Am I missing something?
Now, I noted the other point in the documentation:
CIDEr by default (with idf parameter set to "corpus" mode) computes IDF values using the reference sentences provided. Thus, CIDEr score for a reference dataset with only 1 image (or example for NLG) will be zero.
I'm not sure I'm following what this is talking about. What does it mean by "dataset with only 1 image"? I thought it works with reference sentences, not images.
Is "1 image" supposed to correspond to a particular number of reference sentences?
When evaluating using one (or few) images, set idf to "coco-val-df" instead, which uses IDF from the MSCOCO Vaildation Dataset for reliable results.
Also, where can I set that idf parameter? Is that something that can be done via NLGEval
object?
I'd really appreciate a clarification on this as I might just not understand how CIDEr works or how to use it properly.

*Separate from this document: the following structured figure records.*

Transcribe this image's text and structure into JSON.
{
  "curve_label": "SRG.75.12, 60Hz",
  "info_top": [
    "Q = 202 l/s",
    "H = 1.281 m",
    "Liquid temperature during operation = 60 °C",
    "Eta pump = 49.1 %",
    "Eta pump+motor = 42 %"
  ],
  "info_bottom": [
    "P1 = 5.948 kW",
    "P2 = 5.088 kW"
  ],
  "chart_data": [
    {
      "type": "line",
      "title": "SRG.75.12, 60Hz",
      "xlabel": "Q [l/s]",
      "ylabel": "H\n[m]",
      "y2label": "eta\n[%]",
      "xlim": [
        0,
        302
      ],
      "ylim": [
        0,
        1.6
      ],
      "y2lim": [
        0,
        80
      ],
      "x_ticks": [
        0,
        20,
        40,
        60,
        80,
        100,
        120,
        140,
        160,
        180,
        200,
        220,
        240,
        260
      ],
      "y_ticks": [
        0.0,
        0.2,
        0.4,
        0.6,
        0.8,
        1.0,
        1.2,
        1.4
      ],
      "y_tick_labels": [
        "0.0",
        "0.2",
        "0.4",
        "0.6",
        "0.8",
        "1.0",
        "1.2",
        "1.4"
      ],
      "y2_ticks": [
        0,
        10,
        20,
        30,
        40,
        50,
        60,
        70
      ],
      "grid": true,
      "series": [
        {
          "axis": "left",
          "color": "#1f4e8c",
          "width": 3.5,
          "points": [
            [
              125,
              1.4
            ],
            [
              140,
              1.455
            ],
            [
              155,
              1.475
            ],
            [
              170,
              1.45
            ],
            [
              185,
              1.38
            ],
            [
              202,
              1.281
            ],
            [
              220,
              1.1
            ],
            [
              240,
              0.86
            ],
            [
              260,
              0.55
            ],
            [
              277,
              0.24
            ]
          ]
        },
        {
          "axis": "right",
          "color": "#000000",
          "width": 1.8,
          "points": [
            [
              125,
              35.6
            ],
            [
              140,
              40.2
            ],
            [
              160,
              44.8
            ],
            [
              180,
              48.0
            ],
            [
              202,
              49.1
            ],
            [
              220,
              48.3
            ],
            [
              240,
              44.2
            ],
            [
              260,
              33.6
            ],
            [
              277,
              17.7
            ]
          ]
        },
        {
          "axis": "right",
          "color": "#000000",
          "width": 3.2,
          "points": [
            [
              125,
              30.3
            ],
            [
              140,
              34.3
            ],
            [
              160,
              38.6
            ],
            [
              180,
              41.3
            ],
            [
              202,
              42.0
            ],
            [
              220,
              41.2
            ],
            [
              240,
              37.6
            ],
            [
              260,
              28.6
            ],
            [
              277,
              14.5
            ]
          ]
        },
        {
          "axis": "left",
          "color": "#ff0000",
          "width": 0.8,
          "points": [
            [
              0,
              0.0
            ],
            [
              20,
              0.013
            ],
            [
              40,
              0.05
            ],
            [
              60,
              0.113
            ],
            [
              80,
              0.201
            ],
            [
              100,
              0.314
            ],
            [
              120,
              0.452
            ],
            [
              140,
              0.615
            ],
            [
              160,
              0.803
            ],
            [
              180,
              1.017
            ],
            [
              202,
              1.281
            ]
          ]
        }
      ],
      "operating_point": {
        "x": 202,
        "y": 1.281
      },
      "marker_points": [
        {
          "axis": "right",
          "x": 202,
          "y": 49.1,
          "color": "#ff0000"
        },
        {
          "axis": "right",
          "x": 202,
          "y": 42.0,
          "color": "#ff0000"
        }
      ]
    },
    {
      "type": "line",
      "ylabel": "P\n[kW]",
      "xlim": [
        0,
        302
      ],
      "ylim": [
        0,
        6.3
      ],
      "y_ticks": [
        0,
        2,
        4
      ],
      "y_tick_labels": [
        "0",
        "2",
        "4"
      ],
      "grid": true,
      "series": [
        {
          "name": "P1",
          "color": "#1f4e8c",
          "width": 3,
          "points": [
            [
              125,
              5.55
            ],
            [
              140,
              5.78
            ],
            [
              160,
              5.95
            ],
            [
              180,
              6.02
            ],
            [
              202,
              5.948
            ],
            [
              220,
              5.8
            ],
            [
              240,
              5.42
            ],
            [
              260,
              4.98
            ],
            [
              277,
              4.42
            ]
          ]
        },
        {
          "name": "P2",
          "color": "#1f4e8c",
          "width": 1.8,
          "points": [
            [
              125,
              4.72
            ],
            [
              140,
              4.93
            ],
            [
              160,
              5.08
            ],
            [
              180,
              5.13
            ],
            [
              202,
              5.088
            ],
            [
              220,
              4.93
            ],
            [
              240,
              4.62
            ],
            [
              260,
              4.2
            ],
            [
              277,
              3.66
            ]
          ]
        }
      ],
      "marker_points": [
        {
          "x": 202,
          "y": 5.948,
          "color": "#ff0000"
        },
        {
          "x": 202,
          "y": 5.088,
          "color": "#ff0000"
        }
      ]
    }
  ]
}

Looks like you are using it correctly. As you can see in our examples, the CIDEr score is also 0 with just 1 reference: https://github.com/Maluuba/nlg-eval/blob/master/nlgeval/tests/test_nlgeval.py
Sorry about that confusing note. I think it's because CIDEr was originally made for evaluating text that was generated based on images so this note was copied/adapted from something else. In our case, 1 image = 1 reference.
I'm not too sure about the IDF stuff. I think the note is implying that if you really want to use the compute_individual_metrics
method and if you really want CIDEr to work with 1 or few examples, then you can use the files from that link and copy them into this repo. https://github.com/Maluuba/nlg-eval/tree/master/nlgeval/pycocoevalcap matches https://github.com/vrama91/coco-caption/tree/master/pycocoevalcap .
BTW you're calling the compute_individual_metrics
but your snippet "from the docs" says compute_metrics
. Maybe that's not from the latest docs?
The MS COCO evaluation code which we build upon supports only CIDEr-D
and in corpus
mode only. The score of 0 is expected behavior here. To try out other modes, you'll have to use https://github.com/vrama91/coco-caption/tree/master/pycocoevalcap.
clarification: 1 image here refers to 1 NLG sample (all references + hypothesis for a single data point)